In summary, streaming is a high cost and efficiency ratio of the calculation model. If you are local tyrants, like bat, have enough silver to focus on the high performance of data processing, do not care to spend more money on the infrastructure, can be equipped with a strong CPU, large memory and hard disk or SSD, million gigabit fiber network, this time plus streaming is the election. If you are a poor, lack of silver, poor computer performance, hand on a 32-bit old-fashioned computer (we have a laxcus cluster is still using PENTIUMIII figure Latin chip, because this guy save electricity, old and oppositely! , memory is limited, the network is not good, can not afford too much electricity, do not care about the fast and slow data calculation, then make up, or consider the storage mode it.

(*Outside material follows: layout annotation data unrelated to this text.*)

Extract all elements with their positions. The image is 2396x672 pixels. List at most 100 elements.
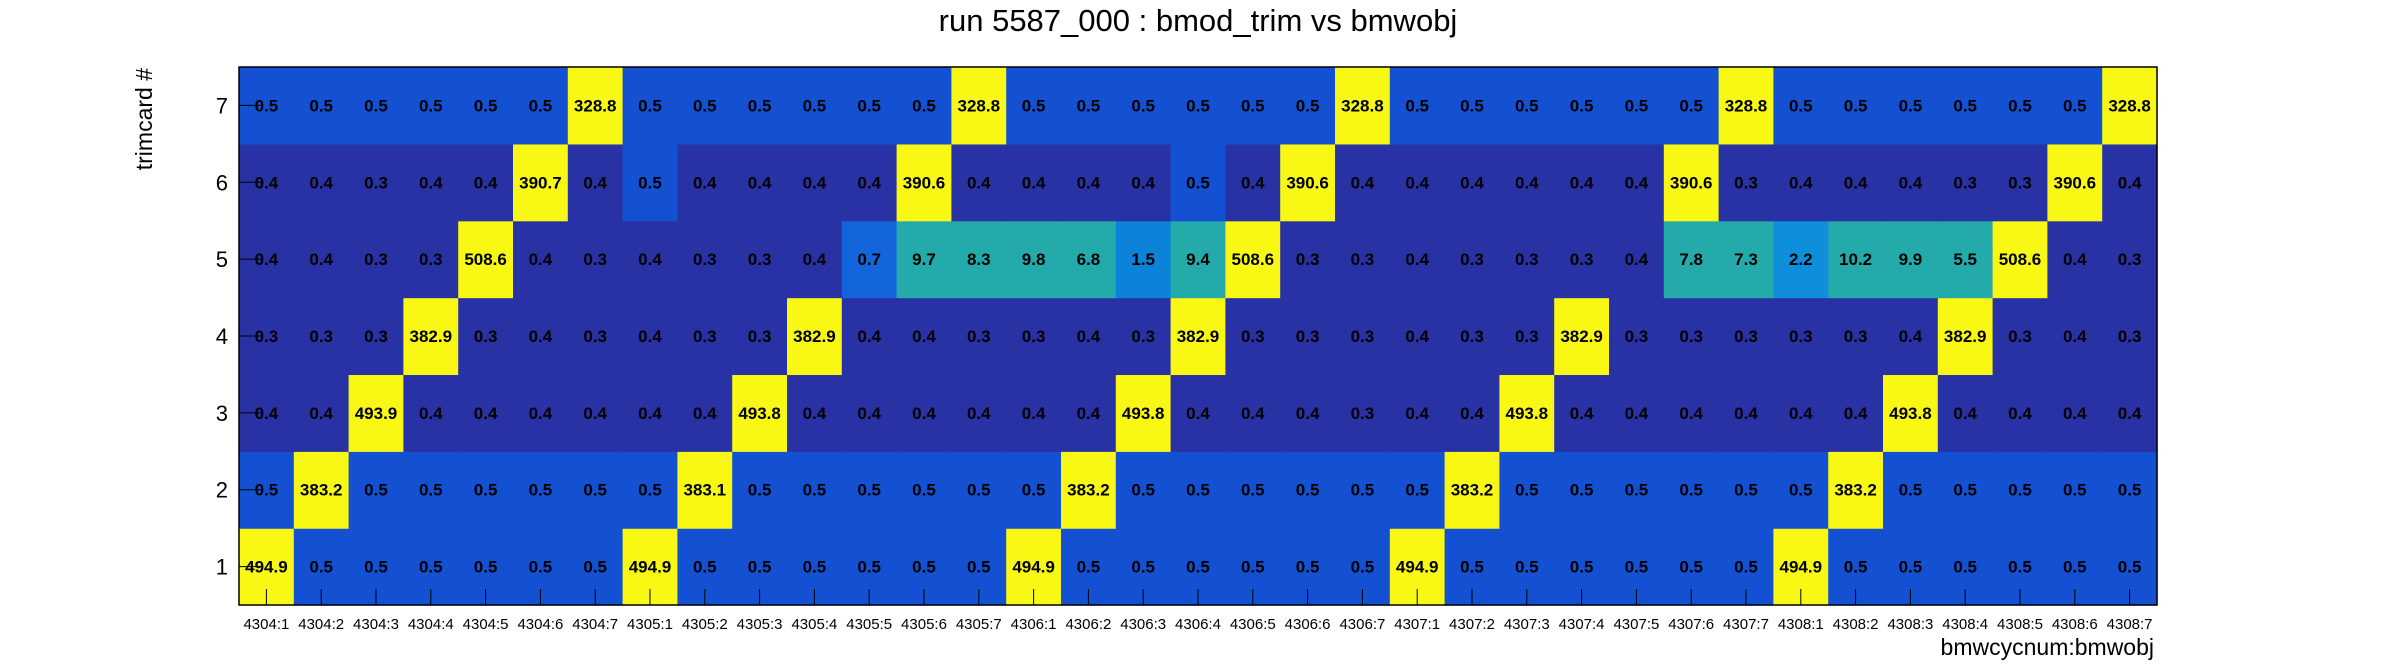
cell-value-label: 9.7 <box>912 250 936 269</box>
cell-value-label: 0.4 <box>1405 173 1429 192</box>
cell-value-label: 0.4 <box>693 404 717 423</box>
cell-value-label: 0.3 <box>1515 327 1539 346</box>
heatmap-cell <box>1828 67 1884 145</box>
heatmap-cell <box>1883 451 1939 529</box>
cell-value-label: 9.9 <box>1899 250 1923 269</box>
x-tick-label: 4306:7 <box>1339 616 1385 633</box>
heatmap-cell <box>1335 220 1391 299</box>
cell-value-label: 494.9 <box>245 558 288 577</box>
x-tick-label: 4304:6 <box>517 616 563 633</box>
cell-value-label: 0.4 <box>309 173 333 192</box>
cell-value-label: 0.5 <box>1625 96 1649 115</box>
heatmap-cell <box>1115 297 1172 376</box>
heatmap-cell <box>2102 220 2158 299</box>
cell-value-label: 0.4 <box>1625 250 1649 269</box>
cell-value-label: 0.4 <box>1899 327 1923 346</box>
cell-value-label: 0.5 <box>1625 558 1649 577</box>
heatmap-cell <box>787 67 843 145</box>
cell-value-label: 0.5 <box>583 481 607 500</box>
cell-value-label: 0.4 <box>2008 404 2032 423</box>
x-tick-label: 4308:2 <box>1833 616 1879 633</box>
cell-value-label: 0.4 <box>1077 327 1101 346</box>
cell-value-label: 383.1 <box>684 481 727 500</box>
cell-value-label: 0.4 <box>1241 404 1265 423</box>
heatmap-cell <box>1937 374 1994 452</box>
cell-value-label: 0.5 <box>803 96 827 115</box>
cell-value-label: 0.3 <box>364 250 388 269</box>
heatmap-cell <box>1335 451 1391 529</box>
cell-value-label: 0.5 <box>2118 558 2142 577</box>
cell-value-label: 0.5 <box>748 96 772 115</box>
cell-value-label: 1.5 <box>1131 250 1155 269</box>
cell-value-label: 494.9 <box>629 558 672 577</box>
heatmap-cell <box>1883 220 1939 299</box>
cell-value-label: 0.4 <box>1405 327 1429 346</box>
heatmap-cell <box>293 67 350 145</box>
heatmap-cell <box>1389 67 1446 145</box>
heatmap-cell <box>513 297 569 376</box>
cell-value-label: 0.5 <box>1186 481 1210 500</box>
cell-value-label: 328.8 <box>1725 96 1768 115</box>
cell-value-label: 0.5 <box>1953 481 1977 500</box>
heatmap-cell <box>1828 220 1884 299</box>
heatmap-cell <box>1828 143 1884 222</box>
cell-value-label: 0.4 <box>912 404 936 423</box>
cell-value-label: 0.4 <box>638 327 662 346</box>
cell-value-label: 390.6 <box>1670 173 1713 192</box>
cell-value-label: 0.3 <box>1351 404 1375 423</box>
heatmap-cell <box>787 451 843 529</box>
cell-value-label: 493.8 <box>738 404 781 423</box>
heatmap-cell <box>622 67 678 145</box>
heatmap-cell <box>1937 297 1994 376</box>
heatmap-cell <box>403 451 459 529</box>
heatmap-cell <box>896 67 952 145</box>
cell-value-label: 0.3 <box>967 327 991 346</box>
x-tick-label: 4306:6 <box>1285 616 1331 633</box>
heatmap-cell <box>677 220 733 299</box>
cell-value-label: 0.5 <box>1131 96 1155 115</box>
x-tick-label: 4304:5 <box>463 616 509 633</box>
x-tick-label: 4305:2 <box>682 616 728 633</box>
heatmap-cell <box>1006 143 1062 222</box>
heatmap-cell <box>1718 297 1774 376</box>
cell-value-label: 7.8 <box>1679 250 1703 269</box>
heatmap-cell <box>732 220 788 299</box>
heatmap-cell <box>2102 67 2158 145</box>
cell-value-label: 0.5 <box>912 558 936 577</box>
cell-value-label: 0.5 <box>309 96 333 115</box>
cell-value-label: 508.6 <box>1232 250 1275 269</box>
heatmap-cell <box>622 297 678 376</box>
heatmap-cell <box>1115 143 1172 222</box>
heatmap-cell <box>567 297 624 376</box>
cell-value-label: 0.3 <box>693 250 717 269</box>
heatmap-cell <box>1225 297 1281 376</box>
cell-value-label: 328.8 <box>1341 96 1384 115</box>
cell-value-label: 0.5 <box>1734 481 1758 500</box>
x-tick-label: 4306:4 <box>1175 616 1221 633</box>
cell-value-label: 0.5 <box>1844 96 1868 115</box>
cell-value-label: 0.3 <box>255 327 279 346</box>
cell-value-label: 0.3 <box>419 250 443 269</box>
x-tick-label: 4305:3 <box>737 616 783 633</box>
cell-value-label: 0.5 <box>255 96 279 115</box>
cell-value-label: 0.5 <box>1186 96 1210 115</box>
cell-value-label: 0.3 <box>1625 327 1649 346</box>
heatmap-cell <box>951 67 1007 145</box>
cell-value-label: 0.5 <box>2008 96 2032 115</box>
cell-value-label: 0.5 <box>857 558 881 577</box>
heatmap-cell <box>1280 451 1336 529</box>
cell-value-label: 0.4 <box>803 404 827 423</box>
cell-value-label: 0.5 <box>1679 481 1703 500</box>
heatmap-cell <box>1499 297 1555 376</box>
heatmap-cell <box>293 374 350 452</box>
heatmap-cell <box>1937 143 1994 222</box>
heatmap-cell <box>1280 67 1336 145</box>
cell-value-label: 0.3 <box>2118 327 2142 346</box>
cell-value-label: 0.4 <box>638 250 662 269</box>
cell-value-label: 0.4 <box>1844 404 1868 423</box>
cell-value-label: 0.4 <box>1186 404 1210 423</box>
cell-value-label: 0.3 <box>1679 327 1703 346</box>
cell-value-label: 0.5 <box>1789 481 1813 500</box>
cell-value-label: 0.5 <box>1789 96 1813 115</box>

Big Data Streaming-a problem that can't be ignored

Related Article

Contact Us

The content source of this page is from Internet, which doesn't represent Alibaba Cloud's opinion; products and services mentioned on that page don't have any relationship with Alibaba Cloud. If the content of the page makes you feel confusing, please write us an email, we will handle the problem within 5 days after receiving your email.

If you find any instances of plagiarism from the community, please send an email to: info-contact@alibabacloud.com and provide relevant evidence. A staff member will contact you within 5 working days.

A Free Trial That Lets You Build Big!

Start building with 50+ products and up to 12 months usage for Elastic Compute Service

  • Sales Support

    1 on 1 presale consultation

  • After-Sales Support

    24/7 Technical Support 6 Free Tickets per Quarter Faster Response

  • Alibaba Cloud offers highly flexible support services tailored to meet your exact needs.